Friday, Jun. 07, 1968

Choosing the Sex of Rabbits

In the Middle Ages, women who wanted a boy baby were advised to avoid copulation during the dark of the moon and (while an abbot prayed) to drink wine, mixed by an alchemist, with lion's blood. As often as not, they gave birth to girls. And despite scientists' growing understanding of genetics, modern parents are unable to do any better in choosing the sex of their offspring. But help may be on the way. Two English scientists have devised a technique for controlling the sex of rabbits. Their method, the first to achieve 100% accuracy with any mammal, may some day be applied to humans.

Cambridge University Physiologists Richard Gardner and Robert Edwards reported in Nature that they mated rabbits, then from the females took fertilized egg cells that had already grown into tiny embryos but had not yet become implanted in the uterine wall. They placed each embryo under a microscope, cut a tiny slit in its surrounding membrane and drew out several hundred cells with a suction pipette. The cells were then examined for the presence of sex chromatin, a substance found only in female cells.
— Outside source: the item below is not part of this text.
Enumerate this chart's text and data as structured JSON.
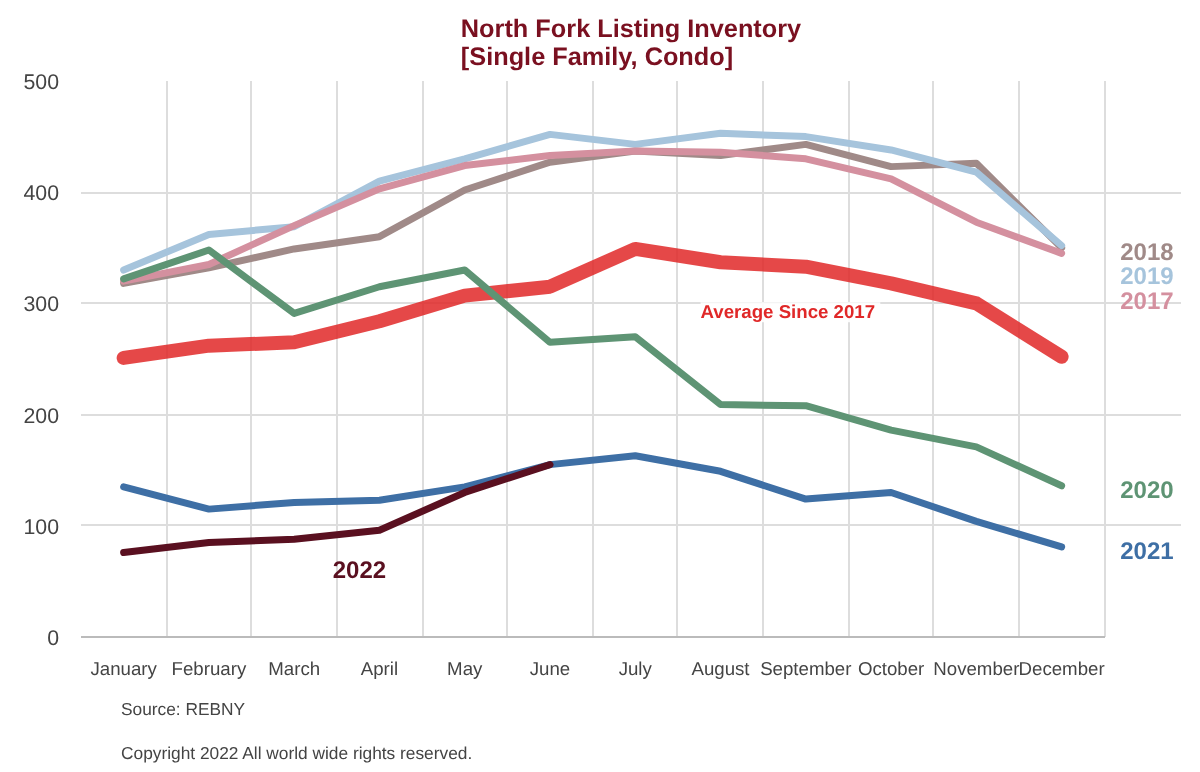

Separated into male and female groups, the embryos were next placed in a culture medium, a laboratory equivalent of a hospital recovery room.

After several hours, the fully recovered and sex-identified embryos were dropped into slits made in the uterus of mature female rabbits that had been treated with hormones to make the uterine walls receptive to implantation of the embryos. In each of 18 completed pregnancies, the female rabbits gave birth to young of the sex predetermined by the scientists.

The next application of the new technique, Physiologist Edwards believes, will be with such animals as sheep and cows. Most mammals can be induced to produce extra eggs, he says, by hormone treatments. Thus an impregnated cow could produce as many as four embryos that could be flushed out, sex-identified and selectively reimplanted. Since milk-producing cows are far more valuable than a plethora of bulls, the practice promises economic advantages. Human sex determination will be far more difficult, the scientists caution. Obtaining human eggs, fertilizing them on the laboratory bench and culturing the early embryos to the point where sex identification is possible are techniques still far beyond today's laboratory skills. "We may get to human embryos," says Edwards, "but that will be in the long, long future."